Ik heb naar je film Ouroboros gekeken, het is bijzonder om via beelden die achteruit lopen Gaza in te gaan. Waarom koos je voor deze vorm?
“Ik besef me dat bijna de helft van de film achteruit loopt. Het is het gevoel te geven dat Gaza zich in een eeuwigdurend heden bevindt dat niet in staat is vooruit te komen. In andere delen van de film verbind ik Gaza visueel met andere locaties. Ik wil de kijker dwingen na te denken: Waarom kan een 13e eeuwse kasteel in Frankrijk helemaal intact blijven bestaan, terwijl andere plekken in de wereld voortdurend tot puin worden gereduceerd? Zijn ze op de een of andere manier met elkaar verbonden? Is er een reden waarom sommige mensen in zekerheid leven, terwijl anderen te maken hebben met voortdurende onzekerheid?”
Je woont nu in Berlijn, in Duitsland. Hoe kijk je naar de opkomst van het fascisme en populisme in Europa?
“In zekere zin is het schokkend, maar het is ook bekend terrein. Denk ook aan de periode na 9/11. Toen ik staatsburger werd in de Verenigde Staten was ik een jaar of 14. Als je beëdigd wordt, moet je loyaliteit zweren aan de VS, zelfs als zij in oorlog zijn met je land van herkomst. Het is alsof die belofte niets betekent. Maar het betekent natuurlijk veel. Het is ook het belastinggeld dat wij betalen en dat rechtstreeks naar wapenverkoop en ondersteuning van de genocide gaat.”
En nu? Welke kant wil je op?
“Ik wil graag een kunstcentrum openen in Berlijn.
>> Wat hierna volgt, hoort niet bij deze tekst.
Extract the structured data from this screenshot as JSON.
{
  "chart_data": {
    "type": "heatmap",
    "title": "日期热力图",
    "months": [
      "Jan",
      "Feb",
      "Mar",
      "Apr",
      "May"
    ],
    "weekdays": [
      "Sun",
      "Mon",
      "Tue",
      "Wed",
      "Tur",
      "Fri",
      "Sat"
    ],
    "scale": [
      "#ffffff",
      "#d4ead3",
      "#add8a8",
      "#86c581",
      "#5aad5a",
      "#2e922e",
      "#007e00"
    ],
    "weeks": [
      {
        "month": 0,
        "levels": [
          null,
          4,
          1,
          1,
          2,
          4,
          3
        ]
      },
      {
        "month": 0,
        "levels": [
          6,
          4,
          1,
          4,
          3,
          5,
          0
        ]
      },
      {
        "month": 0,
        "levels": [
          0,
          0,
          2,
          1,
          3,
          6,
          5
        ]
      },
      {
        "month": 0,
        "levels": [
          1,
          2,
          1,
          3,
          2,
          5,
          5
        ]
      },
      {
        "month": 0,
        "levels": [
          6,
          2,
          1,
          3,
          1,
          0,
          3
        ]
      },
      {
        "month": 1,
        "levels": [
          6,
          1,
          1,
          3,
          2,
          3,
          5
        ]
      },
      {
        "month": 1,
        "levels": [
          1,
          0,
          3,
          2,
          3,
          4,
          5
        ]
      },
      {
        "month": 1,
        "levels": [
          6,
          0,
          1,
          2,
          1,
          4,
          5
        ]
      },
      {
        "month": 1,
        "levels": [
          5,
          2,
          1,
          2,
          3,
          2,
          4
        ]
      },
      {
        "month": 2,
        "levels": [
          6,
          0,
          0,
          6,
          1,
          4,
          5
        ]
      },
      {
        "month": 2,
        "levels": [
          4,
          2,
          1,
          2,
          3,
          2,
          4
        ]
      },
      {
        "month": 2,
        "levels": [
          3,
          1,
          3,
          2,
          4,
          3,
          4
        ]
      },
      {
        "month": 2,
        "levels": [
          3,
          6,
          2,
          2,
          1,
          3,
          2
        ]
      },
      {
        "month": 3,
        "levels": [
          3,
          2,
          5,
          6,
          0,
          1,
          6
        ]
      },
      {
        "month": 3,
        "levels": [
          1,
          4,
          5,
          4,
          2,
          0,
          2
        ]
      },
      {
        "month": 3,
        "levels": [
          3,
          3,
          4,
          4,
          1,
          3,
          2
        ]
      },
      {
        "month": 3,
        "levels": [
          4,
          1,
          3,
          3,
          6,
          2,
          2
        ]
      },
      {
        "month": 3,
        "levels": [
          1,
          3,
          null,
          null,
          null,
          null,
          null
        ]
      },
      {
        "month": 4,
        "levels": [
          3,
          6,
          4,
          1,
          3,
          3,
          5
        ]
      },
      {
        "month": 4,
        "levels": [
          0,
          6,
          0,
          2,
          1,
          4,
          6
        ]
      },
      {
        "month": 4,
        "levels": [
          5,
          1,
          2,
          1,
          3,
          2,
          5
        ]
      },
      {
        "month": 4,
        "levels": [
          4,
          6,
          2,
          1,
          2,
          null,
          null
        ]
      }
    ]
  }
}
Omdat ik besef dat er ook dingen zijn die we als individuen kunnen doen om onze cultuur te behouden en om weerstand te bieden aan het geweld of de agressie waarmee we te maken krijgen. Een plek voor Palestijnen waar kinderen films, theatervoorstellingen of poppenspelen in het Arabisch kunnen zien, en hun taal kunnen blijven oefenen en versterken, net zoals hun ouders. Ik moet mijn Arabisch verbeteren als ik dat aan mijn kind wil doorgeven. Ik weiger om uitgewist te worden.”
“Het zou een plek moeten zijn voor niet alleen Palestijnen of mensen die Arabisch spreken, maar ook voor Duitsers. Ik denk dat het belangrijk voor hen is om ons perspectief te horen en om eens zelf een minderheid te zijn in hun eigen stad.”
Basma Al-Sharifs werk is tot en met 9 september te zien in de Appel in Amsterdam.